#Diario del Professore

Insegnanti, basta lamentarsi sempre!

24 giugno 2016

Ore otto di mattina. Ultimo collegio docenti prima delle vacanze estive.

È tutto l'anno che lo fa: speriamo che oggi si trattenga.

Che ne so, che guardi il lato positivo: adesso potrà riposarsi, e pure tanto, per dirne uno!

E invece no: come mi vede, attacca subito: “E com'è possibile, non potevano fissare il collegio un'ora dopo, poi oggi pomeriggio ci sarà un'altra riunione, ci tartassano sempre!”...

Perfetto: anche oggi un'altra dura giornata di lamentele.

Durante l'anno, un disco rotto: se non era per le riunioni, era per i genitori; se non era per i ragazzi difficili, era per il dirigente.

Io adesso chiedo scusa a tutti quelli che non si lamentano mai o si lamentano il giusto, chiedo scusa a quanti fra i miei colleghi apprezzano e danno il giusto valore al proprio lavoro, ma è ora di dirlo: gli insegnanti sono mediamente la categoria di lavoratori più votata al piagnisteo.

O almeno: la categoria che ho incontrato io, che prima di insegnare ho lavorato per dodici anni in tanti altri settori.

Ragazzi, io lo so che motivi per essere incazzati ne abbiamo tantissimi: i salari fra i più bassi d'Europa, le condizioni a volte difficilissime in cui ci troviamo, la poca tutela di fronte ai guai che possono capitare in classe o in gita... ma a sentire certi colleghi sembra davvero che non facciamo gli insegnanti, ma i minatori in qualche miniera inglese del 1800!

Sono d'accordo che a volte c'è bisogno di lamentarsi, ma qua le cose sono due:

1) O vi venite a sfogare tutti solo con me.

2) Oppure alcuni di voi hanno sbagliato mestiere.

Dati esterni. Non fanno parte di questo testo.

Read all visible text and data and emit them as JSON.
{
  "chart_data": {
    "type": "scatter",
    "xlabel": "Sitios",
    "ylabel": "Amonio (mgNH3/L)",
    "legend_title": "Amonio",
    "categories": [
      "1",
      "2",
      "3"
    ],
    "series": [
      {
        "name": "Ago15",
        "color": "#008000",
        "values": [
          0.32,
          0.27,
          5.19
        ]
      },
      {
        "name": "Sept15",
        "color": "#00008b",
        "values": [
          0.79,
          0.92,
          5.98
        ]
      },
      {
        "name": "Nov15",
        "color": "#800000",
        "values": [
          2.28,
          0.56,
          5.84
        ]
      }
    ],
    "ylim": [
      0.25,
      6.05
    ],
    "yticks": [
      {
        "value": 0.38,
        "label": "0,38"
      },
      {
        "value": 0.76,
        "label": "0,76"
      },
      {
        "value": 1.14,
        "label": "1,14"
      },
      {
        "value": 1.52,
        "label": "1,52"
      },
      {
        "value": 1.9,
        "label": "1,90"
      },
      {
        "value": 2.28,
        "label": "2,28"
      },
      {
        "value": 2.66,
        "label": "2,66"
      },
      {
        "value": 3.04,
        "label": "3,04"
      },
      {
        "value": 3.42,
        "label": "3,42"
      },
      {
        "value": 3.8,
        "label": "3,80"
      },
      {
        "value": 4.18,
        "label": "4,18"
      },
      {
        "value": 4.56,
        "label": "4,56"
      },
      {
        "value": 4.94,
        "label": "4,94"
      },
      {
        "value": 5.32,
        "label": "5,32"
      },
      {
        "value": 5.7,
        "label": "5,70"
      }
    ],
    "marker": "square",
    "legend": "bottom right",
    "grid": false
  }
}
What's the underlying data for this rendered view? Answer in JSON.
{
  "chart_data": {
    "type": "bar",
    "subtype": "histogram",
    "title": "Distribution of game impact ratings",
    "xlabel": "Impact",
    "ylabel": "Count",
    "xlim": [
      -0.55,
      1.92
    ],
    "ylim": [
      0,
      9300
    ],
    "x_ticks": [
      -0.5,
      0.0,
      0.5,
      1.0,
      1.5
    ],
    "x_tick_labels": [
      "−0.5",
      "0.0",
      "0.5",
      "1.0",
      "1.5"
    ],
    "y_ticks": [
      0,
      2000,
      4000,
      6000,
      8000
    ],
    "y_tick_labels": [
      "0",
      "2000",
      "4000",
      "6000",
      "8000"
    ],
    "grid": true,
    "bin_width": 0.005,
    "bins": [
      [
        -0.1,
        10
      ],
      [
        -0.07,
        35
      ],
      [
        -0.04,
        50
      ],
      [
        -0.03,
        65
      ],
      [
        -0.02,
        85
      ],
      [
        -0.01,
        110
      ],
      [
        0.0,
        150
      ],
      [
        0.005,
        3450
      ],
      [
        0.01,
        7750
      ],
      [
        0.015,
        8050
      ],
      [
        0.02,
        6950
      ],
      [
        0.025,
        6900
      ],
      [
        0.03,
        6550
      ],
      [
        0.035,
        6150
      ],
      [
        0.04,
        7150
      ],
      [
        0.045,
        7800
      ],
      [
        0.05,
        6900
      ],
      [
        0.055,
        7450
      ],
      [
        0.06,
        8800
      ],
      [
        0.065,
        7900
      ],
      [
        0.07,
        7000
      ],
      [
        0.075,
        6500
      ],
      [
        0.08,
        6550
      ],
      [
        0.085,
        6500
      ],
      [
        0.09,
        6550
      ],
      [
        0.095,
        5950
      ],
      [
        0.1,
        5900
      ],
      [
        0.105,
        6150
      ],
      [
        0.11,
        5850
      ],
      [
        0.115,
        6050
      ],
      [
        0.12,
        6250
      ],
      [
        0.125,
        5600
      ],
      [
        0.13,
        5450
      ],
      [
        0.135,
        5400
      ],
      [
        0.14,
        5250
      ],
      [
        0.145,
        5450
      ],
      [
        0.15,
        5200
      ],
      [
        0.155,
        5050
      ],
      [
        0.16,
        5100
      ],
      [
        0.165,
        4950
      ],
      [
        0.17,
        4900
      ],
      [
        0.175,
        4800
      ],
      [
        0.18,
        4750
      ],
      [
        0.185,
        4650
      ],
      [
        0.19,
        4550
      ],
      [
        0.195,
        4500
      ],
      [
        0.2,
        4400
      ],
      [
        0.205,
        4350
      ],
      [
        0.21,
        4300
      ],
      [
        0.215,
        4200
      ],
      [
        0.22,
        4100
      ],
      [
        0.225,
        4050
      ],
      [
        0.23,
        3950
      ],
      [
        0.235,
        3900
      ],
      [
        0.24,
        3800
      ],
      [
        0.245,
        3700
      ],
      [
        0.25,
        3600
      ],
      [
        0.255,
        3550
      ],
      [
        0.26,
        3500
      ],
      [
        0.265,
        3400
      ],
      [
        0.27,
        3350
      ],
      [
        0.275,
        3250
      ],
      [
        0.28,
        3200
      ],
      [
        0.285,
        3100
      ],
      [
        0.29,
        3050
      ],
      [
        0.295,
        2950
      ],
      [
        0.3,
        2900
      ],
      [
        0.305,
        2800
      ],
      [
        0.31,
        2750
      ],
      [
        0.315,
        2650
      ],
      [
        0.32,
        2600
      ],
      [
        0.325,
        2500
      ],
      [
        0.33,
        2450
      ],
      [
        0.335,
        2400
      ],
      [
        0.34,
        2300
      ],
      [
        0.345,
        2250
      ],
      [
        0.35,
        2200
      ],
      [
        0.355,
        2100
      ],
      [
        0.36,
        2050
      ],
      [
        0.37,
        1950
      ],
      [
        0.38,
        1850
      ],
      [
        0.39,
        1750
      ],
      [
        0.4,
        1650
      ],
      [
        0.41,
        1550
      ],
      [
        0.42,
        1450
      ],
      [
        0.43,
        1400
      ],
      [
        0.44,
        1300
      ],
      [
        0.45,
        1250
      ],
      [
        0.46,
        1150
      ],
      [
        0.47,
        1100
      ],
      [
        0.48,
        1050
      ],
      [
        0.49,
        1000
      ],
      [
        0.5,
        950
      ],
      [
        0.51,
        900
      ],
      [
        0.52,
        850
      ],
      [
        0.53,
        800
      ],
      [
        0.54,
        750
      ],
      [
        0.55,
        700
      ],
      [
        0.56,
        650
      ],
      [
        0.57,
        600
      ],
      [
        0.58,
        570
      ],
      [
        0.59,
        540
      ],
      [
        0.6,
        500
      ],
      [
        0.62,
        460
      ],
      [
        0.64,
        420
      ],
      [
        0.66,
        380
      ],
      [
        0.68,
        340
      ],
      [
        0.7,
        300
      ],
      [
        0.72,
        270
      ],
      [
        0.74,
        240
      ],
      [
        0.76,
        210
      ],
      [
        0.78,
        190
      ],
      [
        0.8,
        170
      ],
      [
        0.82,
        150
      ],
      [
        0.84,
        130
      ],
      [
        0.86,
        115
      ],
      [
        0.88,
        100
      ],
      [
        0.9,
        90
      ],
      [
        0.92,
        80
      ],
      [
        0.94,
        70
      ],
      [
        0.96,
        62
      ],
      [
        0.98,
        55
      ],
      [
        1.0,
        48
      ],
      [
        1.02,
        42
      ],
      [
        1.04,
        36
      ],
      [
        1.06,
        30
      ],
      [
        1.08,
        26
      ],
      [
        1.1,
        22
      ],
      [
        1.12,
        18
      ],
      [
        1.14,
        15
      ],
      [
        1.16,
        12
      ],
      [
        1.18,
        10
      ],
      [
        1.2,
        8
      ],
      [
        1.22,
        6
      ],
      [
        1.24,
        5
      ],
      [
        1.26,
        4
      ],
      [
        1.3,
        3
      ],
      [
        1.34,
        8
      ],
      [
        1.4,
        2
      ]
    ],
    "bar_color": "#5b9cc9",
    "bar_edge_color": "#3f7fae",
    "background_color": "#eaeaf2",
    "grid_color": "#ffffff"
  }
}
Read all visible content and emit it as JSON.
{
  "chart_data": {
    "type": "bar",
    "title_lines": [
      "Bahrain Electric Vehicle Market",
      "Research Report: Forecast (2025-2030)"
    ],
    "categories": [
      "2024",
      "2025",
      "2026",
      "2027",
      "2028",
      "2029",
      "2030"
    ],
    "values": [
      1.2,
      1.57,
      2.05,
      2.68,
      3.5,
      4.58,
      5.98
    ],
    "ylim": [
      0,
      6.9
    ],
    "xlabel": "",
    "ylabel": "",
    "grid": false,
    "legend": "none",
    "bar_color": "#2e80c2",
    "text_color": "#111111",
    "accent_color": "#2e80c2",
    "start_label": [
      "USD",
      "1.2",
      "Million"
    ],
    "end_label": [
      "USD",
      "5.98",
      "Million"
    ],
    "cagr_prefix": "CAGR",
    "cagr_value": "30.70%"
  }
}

La cosa più interessante, di tutta questa faccenda, è che con un così alto tasso di lamentela poi, quando ci sono scioperi e manifestazioni, ti aspetteresti un'adesione al 100%, tutti in piazza, gente che si fa incatenare al Ministero e altri che fanno scioperi della fame che neanche la buon'anima di Marco Pannella. E invece: niente. In piazza, il deserto. Scioperanti: nessuno.

Per cui io ve lo dico, cari colleghi con la propensione all'autocommiserazione: facciamo il lavoro più bello del mondo. Certo, fra moltissime insidie: ma pensate a tutti quelli che lavorano in linea senza aria condizionata, o ai disoccupati, o alle migliaia di precari che darebbero un rene per poter essere al vostro posto che, dalle vostre parole, sembra essere l'inferno.

E siate felici del lavoro che fate: altrimenti, come potete pretendere che i nostri ragazzi siano felici di venire a scuola, se vedono che voi siete i primi a non esserlo?